Access to quality health care and disease control tools such as drugs, vaccines and diagnostics is a crucial determinant of population health and an essential component of strategies designed to reach the Millennium Development Goals. The United Nations and its various technical agencies and programmes therefore play a critical role in advancing the agenda to improve access to health care.

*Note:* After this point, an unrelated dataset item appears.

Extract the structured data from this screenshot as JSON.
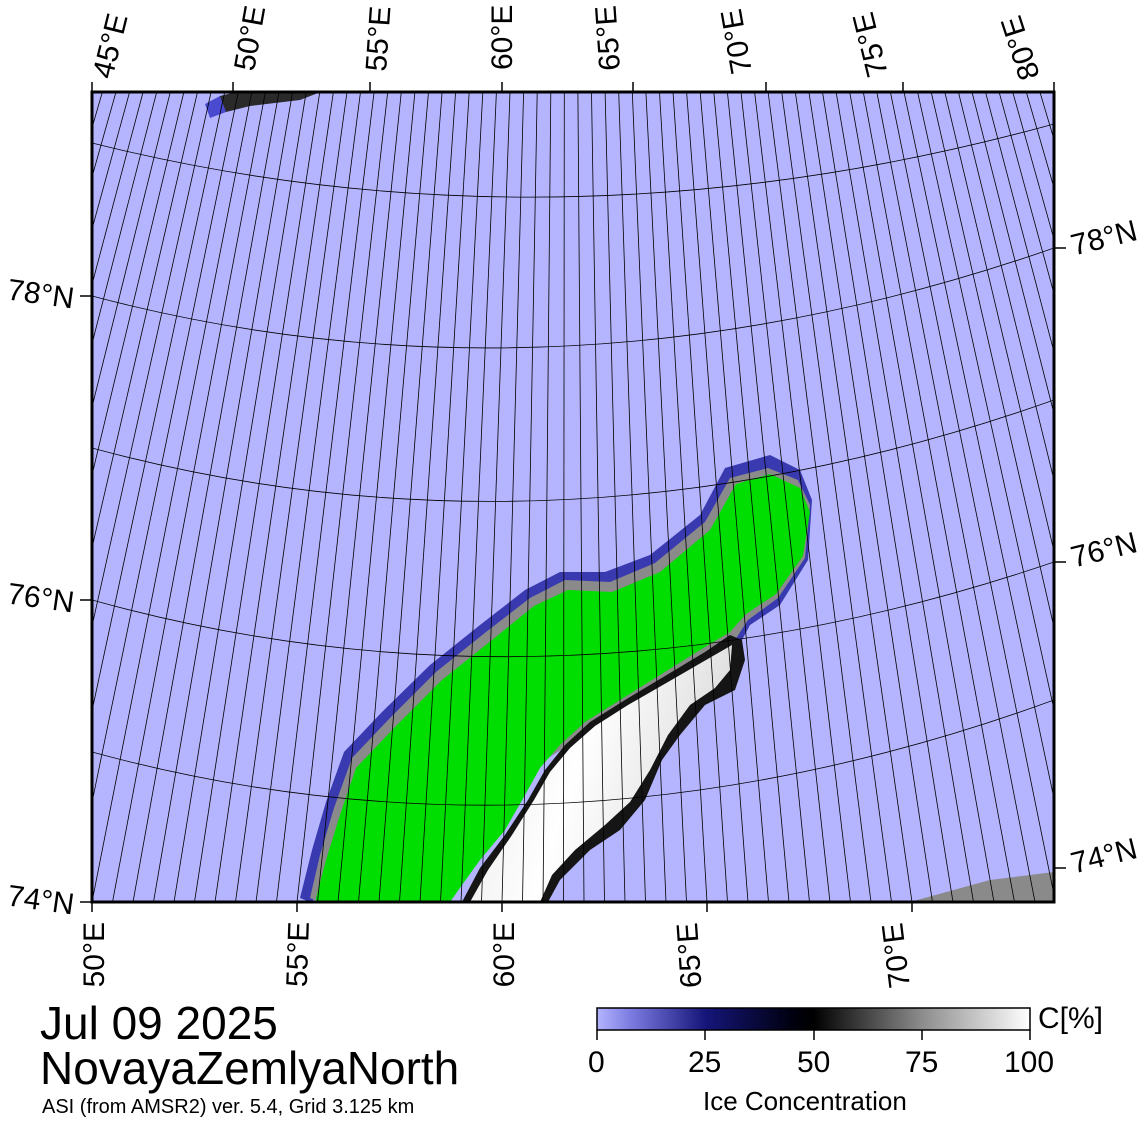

While there is general agreement that more equitable access to life-saving technologies must be improved, there is an ongoing debate over the best means of enhancing such access and, at a more basic level, a lack of consensus on the definition of what access actually means and how it ought to be measured. It can be argued that this lack of consensus on the definition and operationalization of the concept has hampered progress in generating and applying knowledge to identify and strengthen pathways between access and health outcomes, especially in low-income countries.

 

This symposium, which took place on 13–15 February 2006 in Rio de Janeiro, Brazil, brought together 31 international experts who work on different dimensions of access and who represent different organizations and distinct perspectives on this topic. The Oswaldo Cruz Foundation (FIOCRUZ) organized the symposium, in collaboration with the UNICEF/UNDP/World Bank/WHO Special Programme for Research and Training in Tropical Diseases (TDR), the World Health Organization (WHO) and the United Nations Research Institute for Social Development (UNRISD). The symposium was financially supported by the TDR Programme

The objective of the symposium was to stimulate critical debate on current concepts and measurement tools related to access to health care, its relationship to social determinants of health, and the focus on pro-poor programmes. To this end, sessions were devoted to reviewing approaches, definitions and measurements of access in relation to various dimensions of health care; discussing the relationship between access to health care and social determinants of health; reviewing operational approaches for measuring and improving inequities in access; summarizing existing approaches within the United Nations (UN) system to the construction of indicators and measurement tools around access; highlighting the critical role of research on access to health care for reaching the Millennium Development Goals; and identifying research gaps from a social science research perspective.